Improved Time-Synchronization Algorithm Based on Direct Compensation of Disturbance Effects

Abstract

In this paper, an improved time-synchronization algorithm is proposed. The improvement of time synchronizing performance was achieved by introducing a stochastic model-based direct compensation of the disturbance effects appearing in the IEEE 1588 Precision Time Protocol (PTP)-based time synchronization system. A dynamic model of PTP clock system was obtained by reflecting the three major sources of disturbances, i.e., clock frequency drift, clock rate offset, and network noise. With the application of the dynamic model of the PTP clock system, the effects of the disturbances can be effectively eliminated in the PTP time synchronization control loop. Computer simulations are performed to verify the performance of the proposed time synchronization algorithm by applying the various types of disturbances, including network noise and clock drift.

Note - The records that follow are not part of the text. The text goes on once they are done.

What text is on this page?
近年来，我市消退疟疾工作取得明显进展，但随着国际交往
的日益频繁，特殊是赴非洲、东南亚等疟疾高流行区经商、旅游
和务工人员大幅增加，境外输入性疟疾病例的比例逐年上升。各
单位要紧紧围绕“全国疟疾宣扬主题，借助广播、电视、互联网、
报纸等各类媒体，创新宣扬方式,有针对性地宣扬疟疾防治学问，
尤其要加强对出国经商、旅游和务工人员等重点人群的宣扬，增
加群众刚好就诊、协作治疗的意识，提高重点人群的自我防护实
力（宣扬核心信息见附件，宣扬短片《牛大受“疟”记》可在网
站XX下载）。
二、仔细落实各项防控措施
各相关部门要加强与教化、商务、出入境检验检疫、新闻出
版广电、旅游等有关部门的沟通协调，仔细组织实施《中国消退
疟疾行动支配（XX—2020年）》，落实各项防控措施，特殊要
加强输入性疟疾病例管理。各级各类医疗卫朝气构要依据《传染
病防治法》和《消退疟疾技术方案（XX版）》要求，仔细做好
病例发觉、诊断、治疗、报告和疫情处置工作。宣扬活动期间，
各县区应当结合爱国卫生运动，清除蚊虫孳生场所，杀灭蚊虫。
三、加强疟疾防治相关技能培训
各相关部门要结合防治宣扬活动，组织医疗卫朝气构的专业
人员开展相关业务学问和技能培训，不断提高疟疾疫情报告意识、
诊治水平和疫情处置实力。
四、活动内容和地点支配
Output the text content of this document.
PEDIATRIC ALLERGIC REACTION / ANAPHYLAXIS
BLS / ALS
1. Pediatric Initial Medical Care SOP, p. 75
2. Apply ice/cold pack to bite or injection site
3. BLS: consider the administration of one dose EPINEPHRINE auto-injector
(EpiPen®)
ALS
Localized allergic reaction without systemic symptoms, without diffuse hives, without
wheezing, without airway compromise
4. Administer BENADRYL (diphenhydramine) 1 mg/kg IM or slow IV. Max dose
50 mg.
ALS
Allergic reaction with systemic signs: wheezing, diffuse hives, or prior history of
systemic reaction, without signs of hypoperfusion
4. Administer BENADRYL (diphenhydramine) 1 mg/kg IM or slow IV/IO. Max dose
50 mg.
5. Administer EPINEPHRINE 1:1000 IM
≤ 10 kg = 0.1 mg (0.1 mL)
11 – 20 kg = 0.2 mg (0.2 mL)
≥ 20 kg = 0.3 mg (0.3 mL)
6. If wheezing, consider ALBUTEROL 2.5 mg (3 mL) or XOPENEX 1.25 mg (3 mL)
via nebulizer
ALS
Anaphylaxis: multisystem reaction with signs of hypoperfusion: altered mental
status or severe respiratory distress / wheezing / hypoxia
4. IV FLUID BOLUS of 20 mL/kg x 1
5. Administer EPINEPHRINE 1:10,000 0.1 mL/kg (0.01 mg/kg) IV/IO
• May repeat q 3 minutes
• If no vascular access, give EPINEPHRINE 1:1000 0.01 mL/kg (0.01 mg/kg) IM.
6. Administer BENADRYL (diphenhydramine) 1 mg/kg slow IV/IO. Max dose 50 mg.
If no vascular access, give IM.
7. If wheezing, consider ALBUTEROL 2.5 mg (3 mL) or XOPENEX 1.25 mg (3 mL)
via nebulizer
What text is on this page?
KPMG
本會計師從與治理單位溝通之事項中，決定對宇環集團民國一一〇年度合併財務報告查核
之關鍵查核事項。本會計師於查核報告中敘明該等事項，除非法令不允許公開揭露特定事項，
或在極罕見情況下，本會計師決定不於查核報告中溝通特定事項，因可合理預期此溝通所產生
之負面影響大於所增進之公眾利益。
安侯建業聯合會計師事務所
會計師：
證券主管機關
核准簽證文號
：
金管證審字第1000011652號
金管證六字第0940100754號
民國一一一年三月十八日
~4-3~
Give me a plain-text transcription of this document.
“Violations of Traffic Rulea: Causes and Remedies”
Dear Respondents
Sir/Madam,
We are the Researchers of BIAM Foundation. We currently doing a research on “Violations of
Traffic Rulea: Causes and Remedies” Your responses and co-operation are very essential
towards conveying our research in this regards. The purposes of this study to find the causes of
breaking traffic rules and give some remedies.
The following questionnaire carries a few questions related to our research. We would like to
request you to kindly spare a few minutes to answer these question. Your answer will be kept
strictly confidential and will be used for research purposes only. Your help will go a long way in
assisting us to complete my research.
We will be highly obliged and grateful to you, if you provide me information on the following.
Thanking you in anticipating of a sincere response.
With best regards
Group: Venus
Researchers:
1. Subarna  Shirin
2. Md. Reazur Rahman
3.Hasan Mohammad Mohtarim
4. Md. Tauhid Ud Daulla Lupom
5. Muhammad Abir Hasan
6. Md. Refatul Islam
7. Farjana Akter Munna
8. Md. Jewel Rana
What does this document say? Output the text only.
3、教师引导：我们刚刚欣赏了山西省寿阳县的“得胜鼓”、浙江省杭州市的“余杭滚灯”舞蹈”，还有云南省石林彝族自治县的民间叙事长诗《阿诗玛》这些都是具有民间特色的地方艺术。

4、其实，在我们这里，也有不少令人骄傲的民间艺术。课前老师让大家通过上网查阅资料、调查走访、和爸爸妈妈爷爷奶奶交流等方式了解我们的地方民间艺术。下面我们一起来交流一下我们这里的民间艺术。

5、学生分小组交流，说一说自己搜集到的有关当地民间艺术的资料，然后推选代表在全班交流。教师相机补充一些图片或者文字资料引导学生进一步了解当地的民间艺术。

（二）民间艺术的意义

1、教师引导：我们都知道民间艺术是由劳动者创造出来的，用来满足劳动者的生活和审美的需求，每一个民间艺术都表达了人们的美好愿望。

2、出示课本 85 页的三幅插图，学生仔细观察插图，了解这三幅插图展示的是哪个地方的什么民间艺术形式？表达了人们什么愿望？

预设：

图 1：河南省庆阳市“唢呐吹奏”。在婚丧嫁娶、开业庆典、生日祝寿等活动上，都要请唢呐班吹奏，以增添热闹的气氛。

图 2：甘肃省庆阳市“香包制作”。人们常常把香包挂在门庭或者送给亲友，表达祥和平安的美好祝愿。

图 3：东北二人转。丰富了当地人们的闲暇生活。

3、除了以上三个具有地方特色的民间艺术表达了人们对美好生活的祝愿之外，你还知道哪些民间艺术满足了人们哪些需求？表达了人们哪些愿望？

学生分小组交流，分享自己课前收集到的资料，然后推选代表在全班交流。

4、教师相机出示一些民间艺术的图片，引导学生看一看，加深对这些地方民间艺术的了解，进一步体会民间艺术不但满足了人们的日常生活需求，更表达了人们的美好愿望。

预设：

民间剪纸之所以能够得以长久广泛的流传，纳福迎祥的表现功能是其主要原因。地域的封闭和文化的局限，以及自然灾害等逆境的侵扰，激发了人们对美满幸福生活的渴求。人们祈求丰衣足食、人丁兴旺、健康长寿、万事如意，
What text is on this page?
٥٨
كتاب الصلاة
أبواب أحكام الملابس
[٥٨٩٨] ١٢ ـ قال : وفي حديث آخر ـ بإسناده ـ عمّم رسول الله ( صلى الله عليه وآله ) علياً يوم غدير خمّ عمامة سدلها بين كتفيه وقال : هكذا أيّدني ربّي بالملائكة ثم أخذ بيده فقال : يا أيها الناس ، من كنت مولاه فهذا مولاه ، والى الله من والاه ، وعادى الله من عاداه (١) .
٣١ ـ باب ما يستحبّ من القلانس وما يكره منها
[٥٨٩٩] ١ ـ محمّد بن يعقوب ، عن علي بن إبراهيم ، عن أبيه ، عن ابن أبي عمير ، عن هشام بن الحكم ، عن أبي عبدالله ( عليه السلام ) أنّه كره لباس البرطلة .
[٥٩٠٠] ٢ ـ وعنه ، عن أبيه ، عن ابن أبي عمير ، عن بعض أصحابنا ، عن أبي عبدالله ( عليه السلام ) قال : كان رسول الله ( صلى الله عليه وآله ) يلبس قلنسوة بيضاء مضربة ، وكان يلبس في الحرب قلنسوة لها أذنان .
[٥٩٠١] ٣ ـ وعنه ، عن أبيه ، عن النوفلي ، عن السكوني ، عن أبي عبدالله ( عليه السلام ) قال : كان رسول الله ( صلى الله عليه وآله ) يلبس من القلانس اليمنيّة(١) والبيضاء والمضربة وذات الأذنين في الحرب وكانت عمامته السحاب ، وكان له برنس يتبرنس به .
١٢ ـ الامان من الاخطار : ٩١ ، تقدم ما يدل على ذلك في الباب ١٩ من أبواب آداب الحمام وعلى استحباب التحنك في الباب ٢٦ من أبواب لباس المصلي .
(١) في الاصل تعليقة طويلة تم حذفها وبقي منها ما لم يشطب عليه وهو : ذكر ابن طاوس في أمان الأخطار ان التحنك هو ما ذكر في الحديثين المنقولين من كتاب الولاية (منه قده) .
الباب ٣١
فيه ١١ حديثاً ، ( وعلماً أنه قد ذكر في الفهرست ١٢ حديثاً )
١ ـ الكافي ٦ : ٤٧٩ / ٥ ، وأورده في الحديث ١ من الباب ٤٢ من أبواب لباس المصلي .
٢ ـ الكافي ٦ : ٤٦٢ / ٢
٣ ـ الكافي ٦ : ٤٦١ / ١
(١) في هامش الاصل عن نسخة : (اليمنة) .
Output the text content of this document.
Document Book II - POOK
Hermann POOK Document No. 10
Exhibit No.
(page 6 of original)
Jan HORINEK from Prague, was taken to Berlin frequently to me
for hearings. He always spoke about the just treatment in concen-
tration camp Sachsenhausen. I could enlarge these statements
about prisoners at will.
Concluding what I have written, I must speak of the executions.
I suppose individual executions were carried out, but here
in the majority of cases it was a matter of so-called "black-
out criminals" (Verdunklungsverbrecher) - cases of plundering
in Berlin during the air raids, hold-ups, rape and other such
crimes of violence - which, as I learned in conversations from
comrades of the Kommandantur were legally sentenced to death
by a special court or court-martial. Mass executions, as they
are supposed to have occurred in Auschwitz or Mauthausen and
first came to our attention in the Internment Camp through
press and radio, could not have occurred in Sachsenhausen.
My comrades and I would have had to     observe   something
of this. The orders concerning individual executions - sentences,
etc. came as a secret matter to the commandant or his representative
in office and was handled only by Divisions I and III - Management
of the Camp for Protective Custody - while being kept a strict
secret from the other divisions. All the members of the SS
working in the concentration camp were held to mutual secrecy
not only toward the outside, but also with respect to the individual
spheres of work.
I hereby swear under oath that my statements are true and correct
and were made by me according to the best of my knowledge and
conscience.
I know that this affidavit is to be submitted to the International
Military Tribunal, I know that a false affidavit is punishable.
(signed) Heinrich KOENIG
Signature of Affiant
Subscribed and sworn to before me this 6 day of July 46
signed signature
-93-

The simulation results are compared with those of other representative time synchronization algorithms, i.e., IEEE 1588 PTP algorithm and Kalman-filter-based algorithm. It is shown that the proposed algorithm improves time synchronizing performance up to 84% with respect to that of the Kalman-filter-based synchronization algorithm when simulated with colored noise type disturbances. The proposed time synchronization algorithm is expected to contribute for the realization of future Ethernet-based industry-plant monitoring and control including IEC 61850-based digital substation.